VIII
THE MORAL OF THE PLAY
Is there a moral against the current educational methods and the affectations social and literary of Shakespeare's time? The monastic and aristocratic elements in education considered as opposed to the progress of Women and the People. Show the general conditions of education prevailing after the Middle Ages, and the new spirit of the Renascence making itself felt, also the degree in which this appears in this plot. If Shakespeare's spirit, as manifested in this Play, had been more influential practically, do you think a different road would have been taken? (For hints upon this line of thought see Introduction in the "First Folio Edition"). How far is Berowne to be taken as the spokesman of Shakespeare? Note what Pater says of him as "a reflex of Shakespeare himself," and trace the truth of this as concerns the fact that he is never "quite in touch" with the level of the understanding shown by others of the Play, and state the bearing this has upon the Moral of the Play. (See Pater's "Appreciations" or extract from same in "Selected Criticism," pp. 242-248, "First Folio Edition").
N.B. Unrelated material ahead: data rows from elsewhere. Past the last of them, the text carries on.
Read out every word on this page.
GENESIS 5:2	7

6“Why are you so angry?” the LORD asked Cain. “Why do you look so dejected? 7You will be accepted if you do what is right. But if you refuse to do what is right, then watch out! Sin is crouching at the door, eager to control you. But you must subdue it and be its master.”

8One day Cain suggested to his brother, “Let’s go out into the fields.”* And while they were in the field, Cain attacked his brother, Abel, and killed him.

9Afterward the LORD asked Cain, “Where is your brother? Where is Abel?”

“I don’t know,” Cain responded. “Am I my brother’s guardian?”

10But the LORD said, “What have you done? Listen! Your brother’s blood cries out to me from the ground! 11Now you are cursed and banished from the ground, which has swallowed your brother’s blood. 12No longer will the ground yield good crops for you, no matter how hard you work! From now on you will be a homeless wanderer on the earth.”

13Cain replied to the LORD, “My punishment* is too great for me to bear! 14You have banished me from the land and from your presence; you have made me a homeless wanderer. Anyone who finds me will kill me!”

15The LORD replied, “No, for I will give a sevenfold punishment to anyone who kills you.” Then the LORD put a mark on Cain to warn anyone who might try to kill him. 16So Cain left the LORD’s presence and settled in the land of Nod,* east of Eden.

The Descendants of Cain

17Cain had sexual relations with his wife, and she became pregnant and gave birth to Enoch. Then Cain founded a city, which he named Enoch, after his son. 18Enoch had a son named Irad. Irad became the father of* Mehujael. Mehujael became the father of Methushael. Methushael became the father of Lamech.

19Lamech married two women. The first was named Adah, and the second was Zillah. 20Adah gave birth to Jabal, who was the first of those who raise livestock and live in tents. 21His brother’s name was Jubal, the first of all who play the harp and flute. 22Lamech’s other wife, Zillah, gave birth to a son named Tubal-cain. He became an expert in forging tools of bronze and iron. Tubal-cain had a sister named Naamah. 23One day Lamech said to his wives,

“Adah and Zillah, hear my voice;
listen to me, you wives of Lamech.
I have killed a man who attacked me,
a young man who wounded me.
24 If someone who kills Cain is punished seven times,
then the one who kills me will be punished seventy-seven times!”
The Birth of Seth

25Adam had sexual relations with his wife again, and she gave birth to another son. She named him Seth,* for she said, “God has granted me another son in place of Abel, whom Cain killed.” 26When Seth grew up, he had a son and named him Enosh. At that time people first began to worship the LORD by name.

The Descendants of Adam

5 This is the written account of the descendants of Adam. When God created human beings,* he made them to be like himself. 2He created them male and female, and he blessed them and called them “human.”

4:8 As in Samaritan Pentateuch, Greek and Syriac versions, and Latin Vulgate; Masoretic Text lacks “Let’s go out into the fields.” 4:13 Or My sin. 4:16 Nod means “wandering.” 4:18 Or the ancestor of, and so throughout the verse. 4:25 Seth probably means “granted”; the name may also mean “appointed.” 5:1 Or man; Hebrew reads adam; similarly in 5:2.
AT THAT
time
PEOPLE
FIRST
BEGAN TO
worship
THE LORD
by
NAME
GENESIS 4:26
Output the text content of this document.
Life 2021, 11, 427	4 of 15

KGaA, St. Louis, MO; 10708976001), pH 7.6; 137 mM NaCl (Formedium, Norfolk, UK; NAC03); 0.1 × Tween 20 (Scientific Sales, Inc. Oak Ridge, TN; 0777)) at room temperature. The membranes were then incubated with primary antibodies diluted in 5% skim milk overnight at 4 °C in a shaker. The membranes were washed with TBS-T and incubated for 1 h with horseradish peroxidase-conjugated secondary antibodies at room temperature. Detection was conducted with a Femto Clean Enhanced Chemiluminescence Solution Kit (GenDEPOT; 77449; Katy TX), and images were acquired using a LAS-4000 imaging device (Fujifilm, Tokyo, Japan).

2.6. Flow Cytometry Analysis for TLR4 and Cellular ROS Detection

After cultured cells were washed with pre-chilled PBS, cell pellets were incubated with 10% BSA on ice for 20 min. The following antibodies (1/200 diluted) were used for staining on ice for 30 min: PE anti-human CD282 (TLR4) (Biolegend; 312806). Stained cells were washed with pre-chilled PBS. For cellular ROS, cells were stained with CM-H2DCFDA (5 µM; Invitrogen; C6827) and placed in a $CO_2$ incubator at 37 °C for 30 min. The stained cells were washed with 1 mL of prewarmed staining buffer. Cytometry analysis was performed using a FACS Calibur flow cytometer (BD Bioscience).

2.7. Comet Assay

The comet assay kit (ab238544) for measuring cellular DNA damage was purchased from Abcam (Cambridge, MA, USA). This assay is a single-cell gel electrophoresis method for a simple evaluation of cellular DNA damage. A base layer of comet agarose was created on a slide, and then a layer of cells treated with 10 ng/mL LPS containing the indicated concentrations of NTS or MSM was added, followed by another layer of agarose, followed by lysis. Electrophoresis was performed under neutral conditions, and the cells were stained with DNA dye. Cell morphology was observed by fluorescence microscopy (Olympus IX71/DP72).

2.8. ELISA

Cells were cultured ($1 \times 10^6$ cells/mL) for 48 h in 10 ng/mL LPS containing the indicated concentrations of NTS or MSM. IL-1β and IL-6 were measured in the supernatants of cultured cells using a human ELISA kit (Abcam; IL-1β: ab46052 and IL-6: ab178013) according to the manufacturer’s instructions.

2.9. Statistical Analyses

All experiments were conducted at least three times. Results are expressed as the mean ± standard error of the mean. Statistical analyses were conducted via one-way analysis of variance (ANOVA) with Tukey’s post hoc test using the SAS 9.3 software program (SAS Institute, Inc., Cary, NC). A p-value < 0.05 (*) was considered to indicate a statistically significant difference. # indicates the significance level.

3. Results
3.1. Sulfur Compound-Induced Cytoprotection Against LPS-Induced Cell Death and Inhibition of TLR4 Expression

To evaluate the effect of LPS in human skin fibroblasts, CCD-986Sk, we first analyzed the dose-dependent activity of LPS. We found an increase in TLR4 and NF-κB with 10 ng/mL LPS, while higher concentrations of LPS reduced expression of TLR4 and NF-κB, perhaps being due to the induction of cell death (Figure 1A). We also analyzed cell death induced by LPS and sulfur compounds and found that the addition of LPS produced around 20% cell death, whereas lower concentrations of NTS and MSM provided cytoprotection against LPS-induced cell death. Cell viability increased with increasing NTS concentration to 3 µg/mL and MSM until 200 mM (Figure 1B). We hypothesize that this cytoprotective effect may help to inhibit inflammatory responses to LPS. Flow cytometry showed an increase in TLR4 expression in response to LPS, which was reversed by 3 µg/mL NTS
Why does so frolicsome a Comedy end so seriously? Does that make it funnier?
QUERIES FOR DISCUSSION
Is there really a moral in the Play in favor of nature and sincerity or is it merely read into it?
Is Dowden right, who says "there is a serious intention in the play," or Barrett Wendell who says: "like modern comic opera, such essentially lyric work as this has no profound meaning; its object is just to delight, to amuse; whoever searches for significance in such literature misunderstands it."
In comparison with other comedies of Shakespeare, is a serious undercurrent discernible in all of them, but none in this?